Objective: This study separately examined the impact of the outcomes of a practical on-road driving test and a hazard perception test on the likelihood of traffic crashes among a cohort of newly licensed young drivers in New South Wales (NSW), Australia.
Methods: The DRIVE study is a prospective cohort study of drivers aged 17 to 24 years holding their first-year provisional driver license in NSW. Information obtained from 20,822 participants in a detailed baseline questionnaire was linked to information on the number of attempts at a mandatory practical on-road driving test and hazard perception test as well as police-reported traffic crashes.
Results: After controlling for a number of sociodemographic and behavioral factors as well as factors related to driver learning experiences, multivariate analysis showed that those who failed the practical on-road test at least 4 times had an increased risk of involvement in a traffic crash compared to those who passed the test at first attempt (relative risk [RR]: 1.79, 95% confidence interval [CI]: 1.20–2.65). The crash risk among those who failed the practical on-road test at least 4 times was particularly high in females (RR: 2.10, 95% CI: 1.20–3.68). Similarly, those who failed the hazard perception test at least twice had an increased risk of involvement in a traffic crash (RR: 1.83, 95% CI: 1.27–2.63) compared to those who passed the test on the first attempt.

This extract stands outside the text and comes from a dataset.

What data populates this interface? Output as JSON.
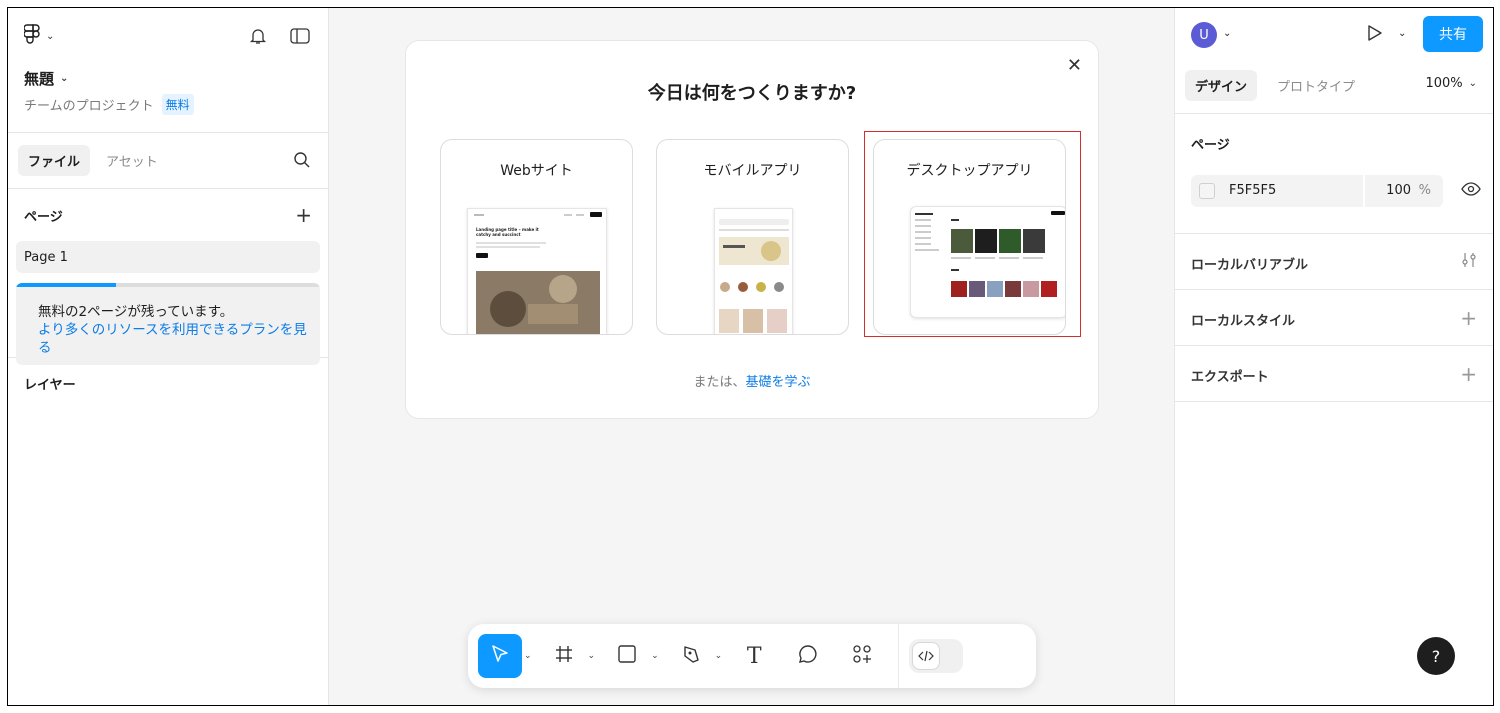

The crash risk of those who failed the hazard perception test at least twice was particularly high in males (RR: 2.5, 95% CI: 1.5–4.1) and among those from rural and remote areas (RR: 5.53, 95% CI: 1.63–18.71).
Conclusions: The findings have implications on licensing practices and suggest the need for adequate strategies to assist young drivers with multiple failures in the driving and hazard perception tests.